Revelação do blog Marrapá fortalece ainda mais a tese de que os responsáveis pela investigação estão atuando para esconder a participação de Daniel Itapary Brandão no esquema de propina na Secretariad e Educação, que resultou no assassinato do empresário João Bosco Pereira

 

O governador nomeou o sobrinho secretário e o sobrinho indicou a cúpula da Segurança, que agora o protege no caso envolvendo mortes por pagamento de propina na Secretaria de Educação

Nomeado secretário de Monitoramento das Ações Governamentais pelo tio Carlos Brandão (PSB), Daniel Itapary Brandão – que esteve na cena do assassinato do empresário João Bosco Pereira Oliveira Sobrinho – indicou também a cúpula do sistema de Segurança Pública do atual governo.
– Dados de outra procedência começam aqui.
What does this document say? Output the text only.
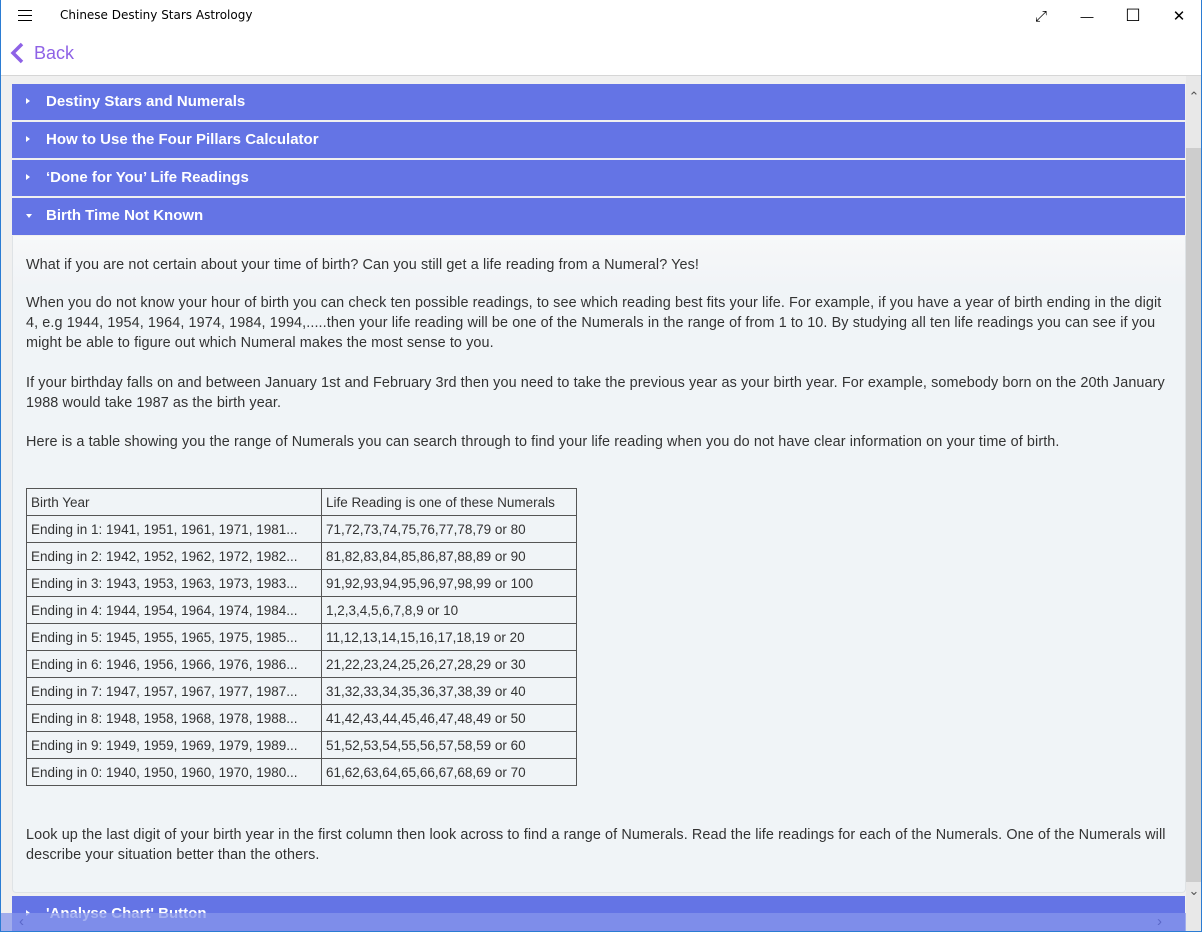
Chinese Destiny Stars Astrology	⤢	—	☐	✕
Back
Destiny Stars and Numerals
How to Use the Four Pillars Calculator
‘Done for You’ Life Readings
Birth Time Not Known
What if you are not certain about your time of birth? Can you still get a life reading from a Numeral? Yes!
When you do not know your hour of birth you can check ten possible readings, to see which reading best fits your life. For example, if you have a year of birth ending in the digit 4, e.g 1944, 1954, 1964, 1974, 1984, 1994,.....then your life reading will be one of the Numerals in the range of from 1 to 10. By studying all ten life readings you can see if you might be able to figure out which Numeral makes the most sense to you.
If your birthday falls on and between January 1st and February 3rd then you need to take the previous year as your birth year. For example, somebody born on the 20th January 1988 would take 1987 as the birth year.
Here is a table showing you the range of Numerals you can search through to find your life reading when you do not have clear information on your time of birth.
Birth Year	Life Reading is one of these Numerals
Ending in 1: 1941, 1951, 1961, 1971, 1981...	71,72,73,74,75,76,77,78,79 or 80
Ending in 2: 1942, 1952, 1962, 1972, 1982...	81,82,83,84,85,86,87,88,89 or 90
Ending in 3: 1943, 1953, 1963, 1973, 1983...	91,92,93,94,95,96,97,98,99 or 100
Ending in 4: 1944, 1954, 1964, 1974, 1984...	1,2,3,4,5,6,7,8,9 or 10
Ending in 5: 1945, 1955, 1965, 1975, 1985...	11,12,13,14,15,16,17,18,19 or 20
Ending in 6: 1946, 1956, 1966, 1976, 1986...	21,22,23,24,25,26,27,28,29 or 30
Ending in 7: 1947, 1957, 1967, 1977, 1987...	31,32,33,34,35,36,37,38,39 or 40
Ending in 8: 1948, 1958, 1968, 1978, 1988...	41,42,43,44,45,46,47,48,49 or 50
Ending in 9: 1949, 1959, 1969, 1979, 1989...	51,52,53,54,55,56,57,58,59 or 60
Ending in 0: 1940, 1950, 1960, 1970, 1980...	61,62,63,64,65,66,67,68,69 or 70
Look up the last digit of your birth year in the first column then look across to find a range of Numerals. Read the life readings for each of the Numerals. One of the Numerals will describe your situation better than the others.
‹	›
⌃
⌄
Seguindo o blog Marrapá, além de indicar o secretário de Segurança Pública, coronel Sílvio Leite, Daniel Brandão é padrinho também do delegado Jair de Paiva Lima, chefe da Polícia Civil.

A revelação levanta ainda mais suspeitas de que a polícia está tentando abafar a história do assassinato de João Bosco – por envolvimento em esquema de propina na Secretaria de Educação, segundo o próprio assassino, Gibson Soares – para proteger o sobrinho do governador-tampão.

Imagens de câmeras do edifício Tech Office mostram que Daniel Brandão esteve na cena do assassinato de João Bosco, ao lado da própria vítima e do vereador Beto Castro na tarde do dia 19 de agosto; ele presenciou, inclusive, a morte de Bosco, tentando se esconder atrás de balcões de lanchonetes, segundo as imagens.

A polícia tentou dar o caso por encerrado sem ampliar as investigações para a denúncia do próprio assassino, segundo a qual a morte foi motivada por divisão de propina da Seduc.

A revelação de que a cúpula da SSP tem ligações diretas com Daniel Brandão põe o próprio governo Brandão como suspeito.